Читать «Крестоносцы социализма» онлайн - страница 75

Николай Алексеевич Троицкий

Дмитрий Владимирович Каракозов был выходцем из мелкопоместных дворян Сердобского уезда Саратовской губернии (ныне Пензенской области). Он учился в Саратовской гимназии, когда в ней преподавал Н.Г. Чернышевский, и в Пензенском дворянском институте, где преподавал тогда И.Н. Ульянов – отец В.И. Ленина, а затем в Казанском (с 1861 г.) и Московском (с 1864 г.) университетах. Осенью 1864 г. он примкнул к революционно-народнической «Организации», которую возглавлял его двоюродный брат Н.А. Ишутин. Каракозов, однако, не удовлетворился конспирациями ишутинцев. Он воспылал идеей самопожертвования и первым из русских революционеров пошел – сам по себе, без санкции ишутинцев – на цареубийство. Возненавидев царя за то, что он, полуосвободивший крестьян, начал топить в крови их стремление к полной воле, Каракозов решил: именно цареубийство всколыхнет Россию, притихшую после расправы с крестьянскими волнениями 1861 – 1863 гг. Среди бела дня 4 апреля 1866 г. у решетки Летнего сада в Петербурге он выстрелил из пистолета в Александра II, но промахнулся и был схвачен. На вопрос царя: «Почему ты стрелял в меня?» – Каракозов ответил: «Потому что ты обманул народ – обещал ему землю и не дал!»

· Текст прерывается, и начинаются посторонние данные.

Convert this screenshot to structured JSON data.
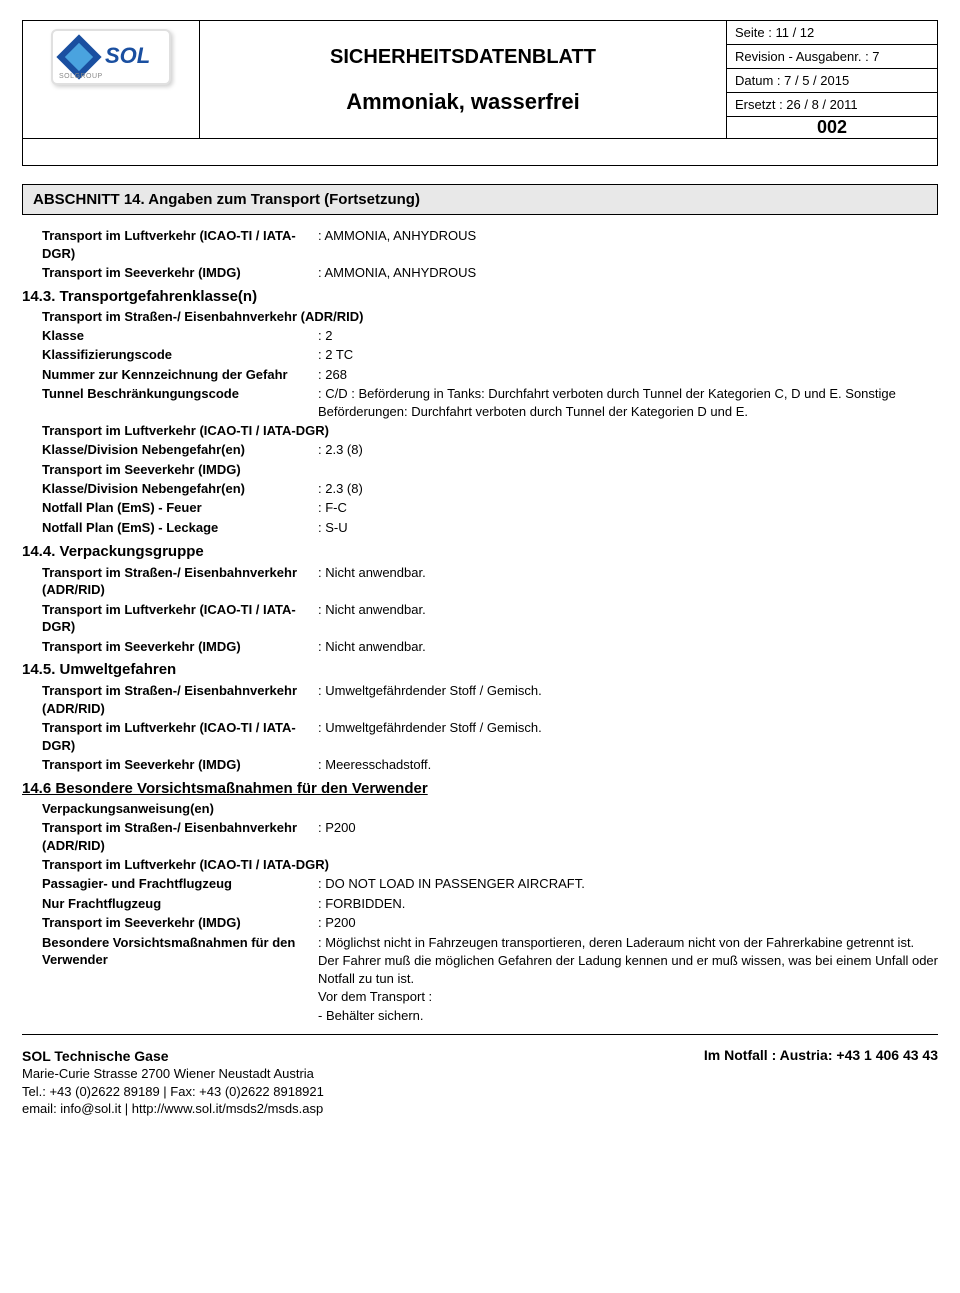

Вслед за арестом Каракозова вся ишутинская «Организация» была разгромлена. Царизм ответил на каракозовский выстрел невиданным даже в николаевской России шквалом репрессий, жертвами которых стали все слои русского общества. Искоренением крамолы занялась Чрезвычайная следственная комиссия. Ее возглавил первый инквизитор эпохи 70-летний граф Михаил Николаевич Муравьев.

Родной брат одного из первых декабристов, основателя Союза спасения Александра Муравьева и троюродный – повешенного Сергея Муравьева-Апостола, сам бывший декабрист, член Союза спасения и соавтор устава Союза благоденствия, Михаил Муравьев, отвергнув и прокляв собственное прошлое, любил говорить, что он «не из тех Муравьевых, которых вешают, а из тех, которые вешают». На вопрос, каких врагов он считает наименее опасными, он отвечал без околичностей: «Тех, которые повешены». За образцовое подавление польского восстания 1863 г. он и получил прозвище «Вешатель», оказавшееся настолько ему к лицу – по убеждениям, делам и даже внешне, что Герцен сказал о нем: «Такого художественного соответствия между зверем и его наружностью мы не видели ни в статуях Бонарроти, ни в бронзах Бенвенуто Челлини, ни в клетках зоологического сада». Всей своей жизнью этот исторический оборотень свидетельствовал в пользу народной мудрости, гласящей, что «нет худших чертей, чем падшие ангелы».

Инквизиция Муравьева прежде всего учинила расправу над «Организацией» ишутинцев, из которой вышел Каракозов. Муравьев клялся «скорее лечь костьми, чем оставить не открытым это зло», не предполагая, конечно, что его клятва окажется пророческой. Арестованными из числа ишутинцев, прикосновенных к ним и заподозренных в прикосновенности заполнили тюрьмы обеих столиц (только за апрель в одном Петербурге были привлечены к следствию 1200 человек). 36 из них предали суду. Каракозова повесили без церемоний. Кстати, его допрашивал перед казнью сам Муравьев, допрашивал и грозил: «Я тебя живого в землю закопаю!» Но 31 августа 1866 г., не успев открыть все «зло», он скоропостижно умер, и его закопали на день раньше, чем Каракозова. «Задохнулся отвалившийся от груди России вампир», – облегченно сообщил об этом Герцен. Над Ишутиным проделали церемонию повешения, но не повесили (продержали его на эшафоте в саване и с веревкой на шее 10 минут, а потом объявили о замене виселицы каторгой; палач, снимая с него веревку, ухмыльнулся: «Что, больше не будешь?»). На каторгу, в сибирскую ссылку, за решетку в Петропавловскую крепость были упрятаны и десятки других «соумышленников» Каракозова. Вершилось, по словам Герцена, «уничтожение, гонение, срытие с лица земли, приравнивание к нулю Каракозовых».